Çalışıyor mu? Evet, çalışıyor ama…
Aması maması yok kardeşim. Çalışıyorsa sorun yok. Sen de bir yere bir şey olmak iste, sen de çalış. Yeter ki çalış! Tabi ki aslolan karşılıksız sevgidir. Ama bu devirde nerdeee.
İnsanı motive edecek bir hedefin olması bu kentte neden rahatsız eder birilerini anlamam. Hedefi belli olmayan ya da yolun sonuna gelmiş birinin bulunduğu makama nasıl bir katkısı olabilir ki? Adam belediye başkanı/milletvekili olmak için çalışırken bulunduğu noktaya hizmet ediyor mu? Gerisi teferruat zaten..

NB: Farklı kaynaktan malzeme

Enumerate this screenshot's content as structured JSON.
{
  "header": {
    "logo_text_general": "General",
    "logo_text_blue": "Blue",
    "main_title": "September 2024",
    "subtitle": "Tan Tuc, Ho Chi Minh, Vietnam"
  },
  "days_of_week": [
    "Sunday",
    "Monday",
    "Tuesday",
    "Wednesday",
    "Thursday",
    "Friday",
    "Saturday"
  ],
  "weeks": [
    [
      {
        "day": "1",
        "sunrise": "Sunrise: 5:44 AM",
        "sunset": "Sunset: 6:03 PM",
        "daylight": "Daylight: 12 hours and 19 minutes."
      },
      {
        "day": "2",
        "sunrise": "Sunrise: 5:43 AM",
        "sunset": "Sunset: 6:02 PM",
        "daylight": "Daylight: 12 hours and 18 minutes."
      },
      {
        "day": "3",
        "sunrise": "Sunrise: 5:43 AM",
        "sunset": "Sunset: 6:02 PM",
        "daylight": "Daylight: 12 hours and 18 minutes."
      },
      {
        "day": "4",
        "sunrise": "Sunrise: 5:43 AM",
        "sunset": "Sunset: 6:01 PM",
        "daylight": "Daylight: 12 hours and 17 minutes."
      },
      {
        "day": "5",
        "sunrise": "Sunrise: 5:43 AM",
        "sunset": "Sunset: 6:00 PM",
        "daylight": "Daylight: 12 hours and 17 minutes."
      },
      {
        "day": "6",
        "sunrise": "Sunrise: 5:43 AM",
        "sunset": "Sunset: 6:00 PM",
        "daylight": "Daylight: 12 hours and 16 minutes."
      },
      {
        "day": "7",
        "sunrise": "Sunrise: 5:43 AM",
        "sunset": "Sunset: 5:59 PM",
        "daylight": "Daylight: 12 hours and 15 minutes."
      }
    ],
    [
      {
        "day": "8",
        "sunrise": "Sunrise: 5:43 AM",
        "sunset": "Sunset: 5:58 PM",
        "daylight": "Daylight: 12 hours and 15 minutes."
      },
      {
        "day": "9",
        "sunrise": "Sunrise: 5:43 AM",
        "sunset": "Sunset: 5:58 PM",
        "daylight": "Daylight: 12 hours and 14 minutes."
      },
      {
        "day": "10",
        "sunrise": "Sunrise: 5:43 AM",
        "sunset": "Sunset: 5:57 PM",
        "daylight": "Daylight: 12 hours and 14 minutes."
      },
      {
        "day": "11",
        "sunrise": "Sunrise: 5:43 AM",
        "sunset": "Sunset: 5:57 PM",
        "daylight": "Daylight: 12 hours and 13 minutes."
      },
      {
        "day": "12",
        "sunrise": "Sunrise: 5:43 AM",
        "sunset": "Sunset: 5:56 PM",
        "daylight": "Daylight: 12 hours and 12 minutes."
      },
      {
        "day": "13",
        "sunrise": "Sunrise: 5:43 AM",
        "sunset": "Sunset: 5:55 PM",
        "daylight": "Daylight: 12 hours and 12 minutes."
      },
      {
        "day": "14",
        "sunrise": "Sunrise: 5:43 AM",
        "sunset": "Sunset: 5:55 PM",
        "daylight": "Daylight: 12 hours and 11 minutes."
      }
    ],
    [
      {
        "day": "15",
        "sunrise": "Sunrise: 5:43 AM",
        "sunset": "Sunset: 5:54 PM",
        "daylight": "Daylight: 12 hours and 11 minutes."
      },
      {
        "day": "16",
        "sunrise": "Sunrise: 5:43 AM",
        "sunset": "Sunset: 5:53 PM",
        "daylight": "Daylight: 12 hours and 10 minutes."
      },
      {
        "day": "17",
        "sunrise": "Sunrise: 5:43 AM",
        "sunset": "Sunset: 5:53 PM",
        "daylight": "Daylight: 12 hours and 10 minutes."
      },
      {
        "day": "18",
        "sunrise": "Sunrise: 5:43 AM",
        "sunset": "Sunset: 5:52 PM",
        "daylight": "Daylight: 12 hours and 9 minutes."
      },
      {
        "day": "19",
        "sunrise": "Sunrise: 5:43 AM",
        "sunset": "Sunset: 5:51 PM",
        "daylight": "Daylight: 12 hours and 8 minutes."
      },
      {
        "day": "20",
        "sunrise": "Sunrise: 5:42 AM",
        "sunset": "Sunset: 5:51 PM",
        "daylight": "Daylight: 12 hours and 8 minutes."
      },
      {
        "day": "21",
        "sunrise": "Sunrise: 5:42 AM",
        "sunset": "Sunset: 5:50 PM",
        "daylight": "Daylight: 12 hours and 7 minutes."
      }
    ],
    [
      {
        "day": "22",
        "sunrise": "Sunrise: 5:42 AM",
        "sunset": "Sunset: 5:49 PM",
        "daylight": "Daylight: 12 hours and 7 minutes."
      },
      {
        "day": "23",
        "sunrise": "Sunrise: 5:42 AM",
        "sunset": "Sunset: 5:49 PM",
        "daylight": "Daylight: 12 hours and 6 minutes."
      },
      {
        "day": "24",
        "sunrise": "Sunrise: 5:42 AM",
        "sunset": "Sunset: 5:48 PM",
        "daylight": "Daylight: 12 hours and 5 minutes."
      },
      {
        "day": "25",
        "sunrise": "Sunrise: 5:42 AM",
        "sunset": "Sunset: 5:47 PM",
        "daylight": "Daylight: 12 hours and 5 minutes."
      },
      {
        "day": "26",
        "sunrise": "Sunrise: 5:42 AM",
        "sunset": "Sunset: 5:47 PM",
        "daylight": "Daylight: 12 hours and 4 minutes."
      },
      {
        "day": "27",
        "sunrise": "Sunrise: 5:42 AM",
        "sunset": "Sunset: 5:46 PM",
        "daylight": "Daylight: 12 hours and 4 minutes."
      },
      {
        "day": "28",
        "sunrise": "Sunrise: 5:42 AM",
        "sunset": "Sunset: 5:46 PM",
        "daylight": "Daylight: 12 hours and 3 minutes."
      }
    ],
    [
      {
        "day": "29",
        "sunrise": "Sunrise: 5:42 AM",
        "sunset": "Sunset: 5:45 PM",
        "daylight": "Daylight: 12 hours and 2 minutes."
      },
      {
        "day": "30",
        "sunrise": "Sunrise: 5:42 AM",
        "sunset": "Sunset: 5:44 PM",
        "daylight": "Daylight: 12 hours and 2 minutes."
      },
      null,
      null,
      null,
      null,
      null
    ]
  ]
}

 ‘Tenbel, beceriksiz, başarısız’ diyemediklerimize karşı geliştirdiğimiz İzmir’e özgü bir yaklaşım bu. Tam da bu noktaya parmak basan bir fıkra dinlemiştim geçenlerde.
Cehennem’e düşen Türk vatandaşlarını il il ayırıp, her ili bir kazana doldurmuşlar.
Ve her kazanın başına da bir zebani görevlendirmişler.  
Zebani kaynar kazandan çıkmaya çalışanların kafasına bastırarak geri itekliyormuş.
80 vilayetin kazanında olan zebani İzmir’inkinde yokmuş. Zebanilerden biri sormuş: İzmir kazanının başında neden zebani yok!
Yanıt gecikmemiş: Gerek yok ki! Zaten yukarı çıkmaya çalışanın ayağından çekiyorlar.
Belki de Demirtaş’ın kaderi de biraz böyleydi yıllarca.
Kimi zaman Aziz Başkan’la kavga verdi, kimi zaman muhalifleriyle kimi zaman da sivil toplum örgütleriyle… Son kavgası TOBB’a karşıydı. Dahası TOBB’a verdi, veriştirdi. Ve geçtiğimiz günlerde EXPO sürecini yakından ilgilendiren sürpriz bir açıklama daha yaptı.
‘Yürütme Kurulu’nda olmayacağım’ diyerek şaşırttı.
‘Kesin başkan olmak istiyordur’ dediler.
Aklımda bu soruyla gittim birkaç gün önce İTO’ya…
‘Nasıl yoksunuz yani…’ diye sordum ilk soruyu.
‘Yokum ama varım’ dedi, şaşırmadım. O da devam etti:
Sayın Cumhurbaşkanı ile dirsek temasındayım. O temsil ettiği makam nedeniyle EXPO 2020’nin de 1 Nolu ismidir. Tüm dış temaslarında, yabancı misyon temsilcileriyle görüşmelerinde önündeki 3–4 maddeden biri EXPO 2020.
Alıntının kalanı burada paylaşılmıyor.